I did the slug-beer thing last year, 6 pack after 6 pack of cheap beer. Anyway, after a while I got very tired of that and the slugs won out. Perhaps it would help if I used longer, flatter containers. Last year I used tuna tins. There has to be some other way out there!!!!!!!!!!!!
My daughters and I planted Beans this year and the darn rabits ate all the new leaves off the seedlings. My sister-n-law suggested a mulch made of cocoa bean shells. It is really fragrant and keeps those pesky rabbits at bay. The beans are coming back, but i fear the damage was already done. I’m still hoping. Now… If I can just remember what Cucumber seedlings look like, i can get my cuc trellis going in full force…
We don’t have the urban guerilla squirrel problem here….there are dogs on either side of my yard….but the bunnies! After losing all my early-sprouters last year to grazing bunnies, I learned to encircle the garden with a chicken-wire fence buried about 3 inches in the ground AND planting the perimeter with marigolds, which bunnies hate. Together, this has protected the garden(so far) this year….Hope this helps…Cecilia
Blood meal works fabulously to deter rabbits…..apparently they don’t like to get near it (or maybe it smells). I know my dog likes it alot. Only trouble is the rain washes it away sometimes and it has to be repeated….but it also acts as a fertilizer. Also, for rabbits, cut and lay small sprigs of barberry shrub around the area you want to protect. They have VERY sharp thorns and it would hurt bunny feet.
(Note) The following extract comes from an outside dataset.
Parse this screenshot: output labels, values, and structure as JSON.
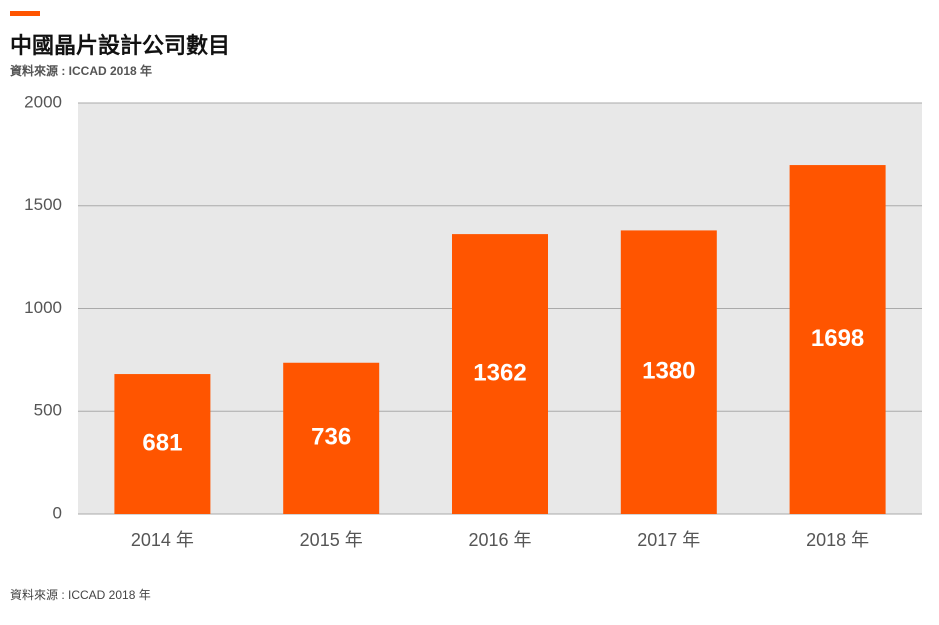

So - when is the best time to start spraying pepper sprays, etc for the squirrels? My tomatoes are blooming now & I fear the same old &^%$ is going to happen this year - half my crop gone to squirrels & birds.
I learned something here. Thanks!
Soon it will be bulb planting time again. I have found that if you lay some old screening over the ground after you plant your bulbs, the squirrels won’t get into them. (However, chipmunks and moles still might!) Then in the spring, when the bulbs are sprouting, simply remove the screening. Then if you want to keep the sqirrels from nipping off those buds, throw some corn out there for them. (Dried corn-from the bird food stores.) If they have enough to eat, they will leave your bulbs alone. You won’t have to do this for long, soon there is enough for them to eat in nature. Now, anyone have any ideas about how to get rid of moles???
I’ve had great luck growing cucumbers this summer, which have prickly leaves that crawl all over the garden, surrounding other plants (like peppers and tomatoes) and providing protection from bunnies, who have devoured just about everything that’s not cuke-protected.